Here’s how WordPress addresses these challenges:
Size
WordPress powers more than a quarter of the web and 60 percent of the CMS market share. It also powers 27 percent of the top 10K websites.
Agility
Here’s an example: When Google Glass came out, by the next day there were three free WordPress plugins that you could use that would take your content and make it available in Glass. This means that you and your clients are in control of the when and how to go and apply this new technology.
“It’s the control and power to go at the rate that’s appropriate for you and your clients…that’s agility,” said Cohen.
On the other hand, a closed platform, like Adobe, took four months to declare when they’d have support for Google Glass..the answer…nine more months and then they didn’t even end up supporting it.
Right Cost
The WordPress software is free and so are many plugins and themes. “Sometimes it’s not about making the budget smaller, but rather making the value bigger,” said Cohen.
Ask yourself ‘what are you spending the money on?’ Are you spending it on software licensing fees? This doesn’t make a project more successful. Or are you spending it on making a better project or a more effective campaign which generates more value?
Integration
WordPress is open source and has 30,000-plus people working as freelancers whose primary income comes from WordPress. The fact that all this exists makes it easy to make integration points. Since it’s open, you can take whatever somebody else did and customize it to the integration you want, making it that much easier.
The Catch…
“WordPress is free like a puppy dog is free,” explained Cohen. But of course, it’s not actually free. Just like you have to give a puppy shots and keep it fed, WordPress comes with maintenance tasks too.
“This is the part where WP Engine comes in. We take an open source project and we make it an enterprise-grade platform. All of the challenges of open source goes to all of the things we want to solve,” said Cohen.
He then explained the inspiration behind WP Engine. “I wrote a blog post on a dedicated WordPress server. When it got popular, the server would crash,” said Cohen. This led to the need for a managed WordPress solution, and so WP Engine was founded.

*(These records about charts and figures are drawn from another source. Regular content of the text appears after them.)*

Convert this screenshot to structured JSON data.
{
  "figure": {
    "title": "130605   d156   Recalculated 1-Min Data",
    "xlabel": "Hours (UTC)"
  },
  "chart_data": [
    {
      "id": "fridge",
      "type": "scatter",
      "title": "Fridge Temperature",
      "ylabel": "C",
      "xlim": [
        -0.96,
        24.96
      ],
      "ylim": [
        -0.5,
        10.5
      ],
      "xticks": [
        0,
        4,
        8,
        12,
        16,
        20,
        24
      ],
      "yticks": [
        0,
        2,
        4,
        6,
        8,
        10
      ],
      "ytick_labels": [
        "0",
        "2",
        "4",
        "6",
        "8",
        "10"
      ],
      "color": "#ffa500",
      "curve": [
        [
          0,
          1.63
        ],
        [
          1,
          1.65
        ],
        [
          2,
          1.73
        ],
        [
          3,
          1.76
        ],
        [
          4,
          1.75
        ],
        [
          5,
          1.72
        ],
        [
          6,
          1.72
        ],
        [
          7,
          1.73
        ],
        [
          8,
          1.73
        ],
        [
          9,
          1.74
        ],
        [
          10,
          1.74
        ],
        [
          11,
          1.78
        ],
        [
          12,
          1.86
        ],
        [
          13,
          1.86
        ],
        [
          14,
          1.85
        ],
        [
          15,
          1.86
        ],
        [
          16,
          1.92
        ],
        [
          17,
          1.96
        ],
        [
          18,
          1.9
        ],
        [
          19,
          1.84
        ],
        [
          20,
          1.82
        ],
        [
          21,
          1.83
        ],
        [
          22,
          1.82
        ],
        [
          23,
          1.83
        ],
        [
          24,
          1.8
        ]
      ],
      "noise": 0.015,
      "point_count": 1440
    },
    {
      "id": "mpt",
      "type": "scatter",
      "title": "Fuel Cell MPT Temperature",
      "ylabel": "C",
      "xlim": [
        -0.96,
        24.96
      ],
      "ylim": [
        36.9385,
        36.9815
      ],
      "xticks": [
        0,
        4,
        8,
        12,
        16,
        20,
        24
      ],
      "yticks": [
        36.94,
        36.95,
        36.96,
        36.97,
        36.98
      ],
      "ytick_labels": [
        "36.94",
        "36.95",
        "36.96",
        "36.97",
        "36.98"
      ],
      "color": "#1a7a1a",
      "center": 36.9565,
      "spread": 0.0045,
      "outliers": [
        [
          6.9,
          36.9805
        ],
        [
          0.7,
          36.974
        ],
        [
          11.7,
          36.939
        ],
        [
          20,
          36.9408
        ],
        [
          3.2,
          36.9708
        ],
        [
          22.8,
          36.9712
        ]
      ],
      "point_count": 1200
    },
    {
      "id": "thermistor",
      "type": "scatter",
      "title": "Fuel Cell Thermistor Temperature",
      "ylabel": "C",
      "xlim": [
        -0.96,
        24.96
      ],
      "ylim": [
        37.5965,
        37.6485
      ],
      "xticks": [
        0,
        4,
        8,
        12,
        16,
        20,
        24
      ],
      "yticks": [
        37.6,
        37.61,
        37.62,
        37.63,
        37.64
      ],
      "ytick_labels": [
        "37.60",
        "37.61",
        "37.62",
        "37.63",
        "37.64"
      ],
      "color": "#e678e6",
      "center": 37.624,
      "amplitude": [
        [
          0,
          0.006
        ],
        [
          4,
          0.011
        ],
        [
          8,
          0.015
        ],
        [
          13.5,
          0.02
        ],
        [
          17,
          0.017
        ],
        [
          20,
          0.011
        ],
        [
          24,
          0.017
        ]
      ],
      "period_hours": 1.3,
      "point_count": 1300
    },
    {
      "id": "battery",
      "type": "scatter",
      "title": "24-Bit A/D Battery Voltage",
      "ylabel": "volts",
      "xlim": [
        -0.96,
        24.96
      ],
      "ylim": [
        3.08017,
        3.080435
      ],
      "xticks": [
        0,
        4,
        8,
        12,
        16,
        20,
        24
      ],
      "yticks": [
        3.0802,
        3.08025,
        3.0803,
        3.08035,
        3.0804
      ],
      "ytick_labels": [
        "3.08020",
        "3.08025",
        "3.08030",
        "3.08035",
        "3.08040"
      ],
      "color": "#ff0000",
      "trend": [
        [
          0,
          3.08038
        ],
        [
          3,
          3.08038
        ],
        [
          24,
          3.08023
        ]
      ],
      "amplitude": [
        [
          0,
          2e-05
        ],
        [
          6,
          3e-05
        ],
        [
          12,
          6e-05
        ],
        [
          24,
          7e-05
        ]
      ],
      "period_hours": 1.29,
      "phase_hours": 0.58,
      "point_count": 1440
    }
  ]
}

“Just because you have a pile of zipped up PHP code doesn’t mean it scales, doesn’t mean it’s secure, doesn’t mean it has high uptime or doesn’t mean it will perform well under a lot of traffic. There are all of these pieces required to actually make a website work,” said Cohen.
According to Cohen, there are three vital pieces to taking an open source project and making it an enterprise-grade platform. This includes high performance, security, and service.

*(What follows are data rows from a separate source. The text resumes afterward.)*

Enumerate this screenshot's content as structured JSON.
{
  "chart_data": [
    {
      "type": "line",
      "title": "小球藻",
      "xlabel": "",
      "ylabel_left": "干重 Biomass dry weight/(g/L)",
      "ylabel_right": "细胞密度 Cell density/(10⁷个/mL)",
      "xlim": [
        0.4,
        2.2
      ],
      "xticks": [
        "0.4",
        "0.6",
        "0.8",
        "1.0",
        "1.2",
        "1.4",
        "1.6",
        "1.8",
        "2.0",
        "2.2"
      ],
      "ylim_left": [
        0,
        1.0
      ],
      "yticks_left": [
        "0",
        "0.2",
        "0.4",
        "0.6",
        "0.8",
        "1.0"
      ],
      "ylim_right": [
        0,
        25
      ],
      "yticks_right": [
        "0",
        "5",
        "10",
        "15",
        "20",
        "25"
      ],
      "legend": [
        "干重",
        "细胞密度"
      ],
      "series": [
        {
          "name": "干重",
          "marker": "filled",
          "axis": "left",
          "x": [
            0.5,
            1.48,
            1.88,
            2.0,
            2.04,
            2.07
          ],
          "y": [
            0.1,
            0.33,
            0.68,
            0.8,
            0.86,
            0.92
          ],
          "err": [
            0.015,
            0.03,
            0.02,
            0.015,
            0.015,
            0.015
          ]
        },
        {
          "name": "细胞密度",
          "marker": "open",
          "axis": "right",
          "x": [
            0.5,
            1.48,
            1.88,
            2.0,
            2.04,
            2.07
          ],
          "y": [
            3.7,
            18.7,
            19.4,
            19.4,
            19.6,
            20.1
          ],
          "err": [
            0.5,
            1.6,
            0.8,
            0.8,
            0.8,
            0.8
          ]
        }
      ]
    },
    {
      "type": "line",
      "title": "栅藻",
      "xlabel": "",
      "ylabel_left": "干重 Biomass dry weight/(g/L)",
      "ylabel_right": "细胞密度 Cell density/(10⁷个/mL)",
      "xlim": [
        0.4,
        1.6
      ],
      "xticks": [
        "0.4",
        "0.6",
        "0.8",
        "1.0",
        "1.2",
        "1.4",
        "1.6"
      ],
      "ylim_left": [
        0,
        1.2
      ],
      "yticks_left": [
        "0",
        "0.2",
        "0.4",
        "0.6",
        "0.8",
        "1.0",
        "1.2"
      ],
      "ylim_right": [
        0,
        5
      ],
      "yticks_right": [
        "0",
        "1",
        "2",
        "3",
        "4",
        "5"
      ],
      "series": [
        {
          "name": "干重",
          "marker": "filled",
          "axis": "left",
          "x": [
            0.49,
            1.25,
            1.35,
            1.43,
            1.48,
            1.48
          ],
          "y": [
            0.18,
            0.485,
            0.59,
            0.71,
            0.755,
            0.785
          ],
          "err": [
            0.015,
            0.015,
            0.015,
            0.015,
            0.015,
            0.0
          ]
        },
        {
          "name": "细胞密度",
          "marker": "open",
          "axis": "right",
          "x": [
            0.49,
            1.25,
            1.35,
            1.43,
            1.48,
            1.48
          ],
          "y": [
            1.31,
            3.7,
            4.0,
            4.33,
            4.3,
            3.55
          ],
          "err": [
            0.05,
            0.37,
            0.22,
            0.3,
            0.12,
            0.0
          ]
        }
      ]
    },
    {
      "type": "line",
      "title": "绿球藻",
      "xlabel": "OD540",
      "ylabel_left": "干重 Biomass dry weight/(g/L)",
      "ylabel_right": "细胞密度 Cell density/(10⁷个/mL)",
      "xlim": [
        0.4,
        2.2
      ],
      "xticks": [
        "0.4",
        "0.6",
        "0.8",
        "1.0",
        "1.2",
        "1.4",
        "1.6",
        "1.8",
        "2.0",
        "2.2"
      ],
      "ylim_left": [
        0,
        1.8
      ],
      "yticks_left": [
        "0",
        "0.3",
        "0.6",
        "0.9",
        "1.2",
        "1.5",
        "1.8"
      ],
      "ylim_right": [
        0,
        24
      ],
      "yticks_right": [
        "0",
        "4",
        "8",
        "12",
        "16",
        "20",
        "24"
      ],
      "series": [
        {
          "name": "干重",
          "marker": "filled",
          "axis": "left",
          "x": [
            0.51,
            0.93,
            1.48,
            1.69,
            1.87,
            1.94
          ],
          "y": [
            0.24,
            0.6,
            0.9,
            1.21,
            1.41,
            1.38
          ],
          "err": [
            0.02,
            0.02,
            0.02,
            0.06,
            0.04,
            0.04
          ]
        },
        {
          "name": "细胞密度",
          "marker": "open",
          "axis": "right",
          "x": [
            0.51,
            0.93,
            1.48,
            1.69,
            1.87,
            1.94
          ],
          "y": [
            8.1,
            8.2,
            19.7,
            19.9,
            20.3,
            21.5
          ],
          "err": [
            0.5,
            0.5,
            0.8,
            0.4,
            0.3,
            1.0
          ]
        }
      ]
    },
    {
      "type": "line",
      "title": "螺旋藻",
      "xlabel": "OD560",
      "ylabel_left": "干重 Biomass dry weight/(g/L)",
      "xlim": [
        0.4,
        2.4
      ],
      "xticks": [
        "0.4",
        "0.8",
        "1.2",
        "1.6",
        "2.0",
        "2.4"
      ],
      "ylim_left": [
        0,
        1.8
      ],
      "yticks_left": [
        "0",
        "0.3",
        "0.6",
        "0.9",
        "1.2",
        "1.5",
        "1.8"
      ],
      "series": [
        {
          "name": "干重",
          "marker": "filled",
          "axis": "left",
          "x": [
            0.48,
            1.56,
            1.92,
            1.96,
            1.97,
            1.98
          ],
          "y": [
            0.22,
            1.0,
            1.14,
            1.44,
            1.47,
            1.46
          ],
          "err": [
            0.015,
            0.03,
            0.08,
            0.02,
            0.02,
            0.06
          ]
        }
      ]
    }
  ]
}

With WP Engine, high-performance is just one result noted. The infrastructure was built to address scalability among other performance factors.
Security is also another important piece to an enterprise-grade website. “YTD we’ve blocked 1.6 billion attacks on our platform,” said Cohen. As technology evolves, security attacks will not be something that’ll lessen in the future, they’ll only get worse. That’s why it’s important to invest in an enterprise-grade solution that hardens your WordPress site against potential threats.
In addition, another component to being enterprise-grade is having access to great service. “We have 400 people in our organization and about half of them work in customer experience,” said Cohen. He added, “Because investment in humans beings the right way is how you have great service.”